In reality, most health insurance carriers have systems that trace their origins back many decades and have been patched to accommodate countless mergers, regulatory regimes and business changes. The result: technology that simply can’t interact with the insurtech systems through APIs.

 

How, then, can a carrier meet the demands of its brokers and clients for modern digital experiences?

 

One option is to ask each insurtech company to build an interface to the carrier’s legacy systems. But many are understandably reluctant to devote precious developers to navigating archaic technologies, data formats and communications protocols – some of which are many decades old.

 

Conversely, the carriers could try to build or buy the technology they need to exchange data through APIs. Those that go down this path soon discover they still need seven-figure budgets and several years to rebuild the relevant tech.

 

Faced with these unattractive options, many carriers are simply not connecting to the various insurtech systems, accepting the risk of alienating existing clients and making it more difficult to meet the demands of potential new ones.

 

But that’s a price carriers need not pay. Instead, they can connect to insurtechs via a platform such as Vericred. With a single connection, a carrier can exchange data with hundreds of broker quoting platforms, benefit administration systems, and other insurtech companies.
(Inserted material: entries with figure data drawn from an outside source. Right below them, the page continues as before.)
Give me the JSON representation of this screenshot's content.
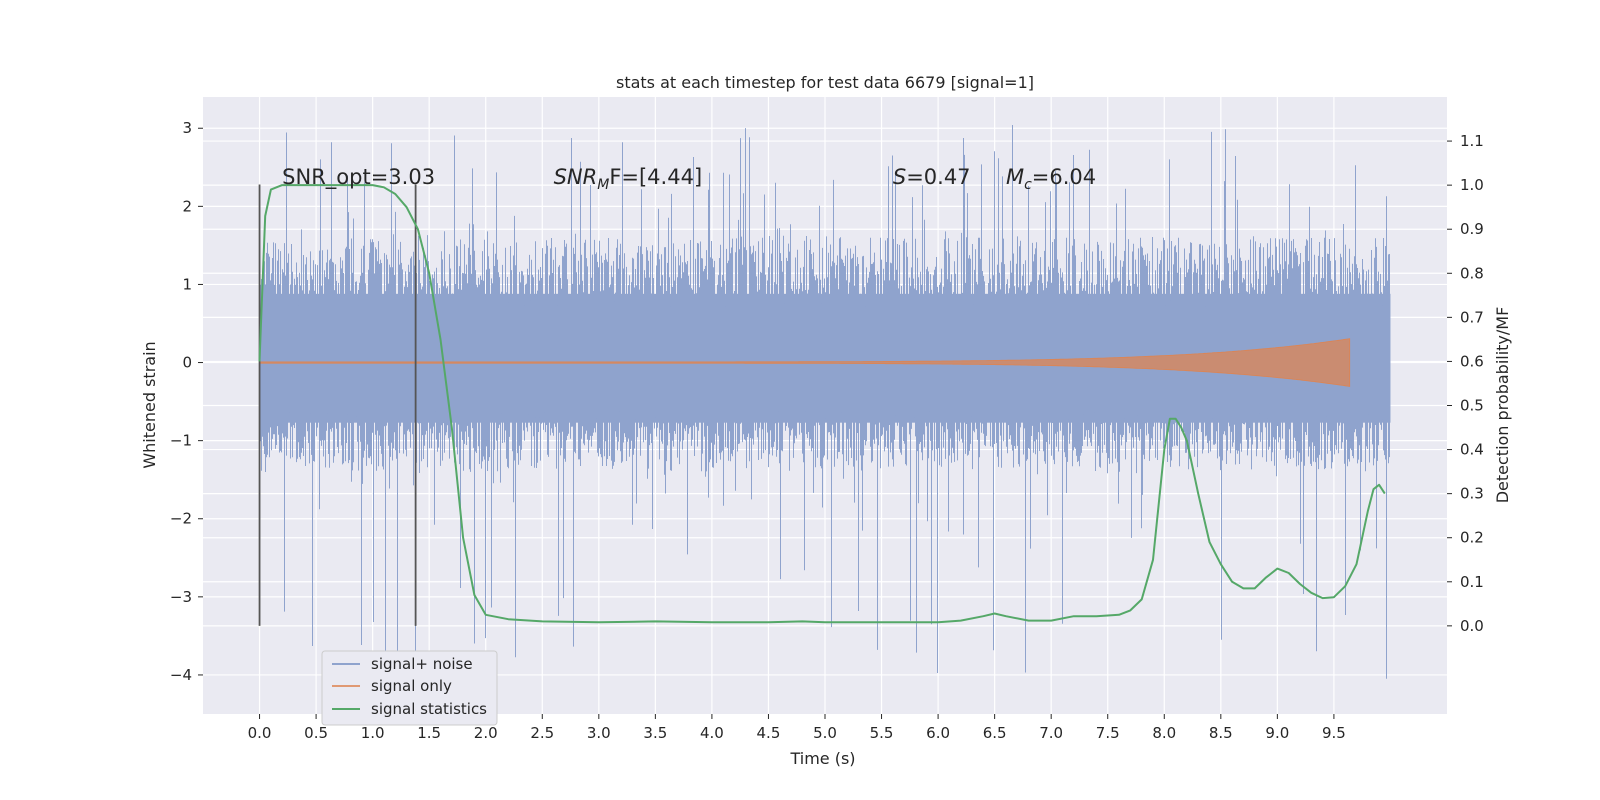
{
  "chart_data": {
    "type": "line",
    "title": "stats at each timestep for test data 6679 [signal=1]",
    "xlabel": "Time (s)",
    "ylabel": "Whitened strain",
    "y2label": "Detection probability/MF",
    "xlim": [
      -0.5,
      10.5
    ],
    "ylim": [
      -4.5,
      3.4
    ],
    "y2lim": [
      -0.2,
      1.2
    ],
    "x_ticks": [
      0.0,
      0.5,
      1.0,
      1.5,
      2.0,
      2.5,
      3.0,
      3.5,
      4.0,
      4.5,
      5.0,
      5.5,
      6.0,
      6.5,
      7.0,
      7.5,
      8.0,
      8.5,
      9.0,
      9.5
    ],
    "x_tick_labels": [
      "0.0",
      "0.5",
      "1.0",
      "1.5",
      "2.0",
      "2.5",
      "3.0",
      "3.5",
      "4.0",
      "4.5",
      "5.0",
      "5.5",
      "6.0",
      "6.5",
      "7.0",
      "7.5",
      "8.0",
      "8.5",
      "9.0",
      "9.5"
    ],
    "y_ticks": [
      -4,
      -3,
      -2,
      -1,
      0,
      1,
      2,
      3
    ],
    "y_tick_labels": [
      "−4",
      "−3",
      "−2",
      "−1",
      "0",
      "1",
      "2",
      "3"
    ],
    "y2_ticks": [
      0.0,
      0.1,
      0.2,
      0.3,
      0.4,
      0.5,
      0.6,
      0.7,
      0.8,
      0.9,
      1.0,
      1.1
    ],
    "y2_tick_labels": [
      "0.0",
      "0.1",
      "0.2",
      "0.3",
      "0.4",
      "0.5",
      "0.6",
      "0.7",
      "0.8",
      "0.9",
      "1.0",
      "1.1"
    ],
    "grid": true,
    "legend_position": "lower-left",
    "colors": {
      "background": "#eaeaf2",
      "grid": "#ffffff",
      "noise": "#8fa3cd",
      "signal": "#dd8452",
      "statistics": "#55a868",
      "marker": "#555555"
    },
    "series": [
      {
        "name": "signal+ noise",
        "kind": "noise-band",
        "x_range": [
          0.0,
          10.0
        ],
        "core_range": [
          -1.4,
          1.6
        ],
        "extreme_range": [
          -4.05,
          3.05
        ]
      },
      {
        "name": "signal only",
        "kind": "chirp",
        "x_range": [
          0.0,
          9.65
        ],
        "peak_amplitude": 0.3
      },
      {
        "name": "signal statistics",
        "axis": "right",
        "x": [
          0.0,
          0.05,
          0.1,
          0.15,
          0.2,
          0.3,
          0.5,
          0.8,
          1.0,
          1.1,
          1.2,
          1.3,
          1.4,
          1.5,
          1.6,
          1.7,
          1.8,
          1.9,
          2.0,
          2.2,
          2.5,
          3.0,
          3.5,
          4.0,
          4.5,
          4.8,
          5.0,
          5.5,
          6.0,
          6.2,
          6.4,
          6.5,
          6.6,
          6.8,
          7.0,
          7.2,
          7.4,
          7.6,
          7.7,
          7.8,
          7.9,
          8.0,
          8.05,
          8.1,
          8.15,
          8.2,
          8.3,
          8.4,
          8.5,
          8.6,
          8.7,
          8.8,
          8.9,
          9.0,
          9.1,
          9.2,
          9.3,
          9.4,
          9.5,
          9.6,
          9.7,
          9.8,
          9.85,
          9.9,
          9.95
        ],
        "values": [
          0.6,
          0.93,
          0.99,
          0.995,
          1.0,
          1.0,
          1.0,
          1.0,
          1.0,
          0.995,
          0.98,
          0.95,
          0.9,
          0.8,
          0.65,
          0.45,
          0.2,
          0.07,
          0.025,
          0.015,
          0.01,
          0.008,
          0.01,
          0.008,
          0.008,
          0.01,
          0.008,
          0.008,
          0.008,
          0.012,
          0.022,
          0.028,
          0.022,
          0.012,
          0.012,
          0.022,
          0.022,
          0.025,
          0.035,
          0.06,
          0.15,
          0.4,
          0.47,
          0.47,
          0.45,
          0.42,
          0.3,
          0.19,
          0.14,
          0.1,
          0.085,
          0.085,
          0.11,
          0.13,
          0.12,
          0.095,
          0.075,
          0.063,
          0.065,
          0.09,
          0.14,
          0.26,
          0.31,
          0.32,
          0.3
        ]
      }
    ],
    "vertical_markers": [
      0.0,
      1.38
    ],
    "annotations": [
      {
        "x": 0.2,
        "text": "SNR_opt=3.03"
      },
      {
        "x": 2.6,
        "text": "SNR",
        "sub": "M",
        "rest": "F=[4.44]"
      },
      {
        "x": 5.6,
        "text": "S",
        "rest": "=0.47"
      },
      {
        "x": 6.6,
        "text": "M",
        "sub": "c",
        "rest": "=6.04"
      }
    ]
  }
}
The tech companies benefit the same way: one connection links them to many carriers.

 

Platforms such as Vericred, moreover, can invest in critical services such as security, data validation and error handling that wouldn’t be economical in a world where every connection between carrier and insurtech company had to be managed independently.

 

In other words, everyone benefits.

 

Brokers, employers and members all have the up-to-date information and powerful capabilities they expect. Technology firms can devote their resources to product innovation. And carriers improve their service immediately with the flexibility to upgrade their systems down the road when it makes the most sense.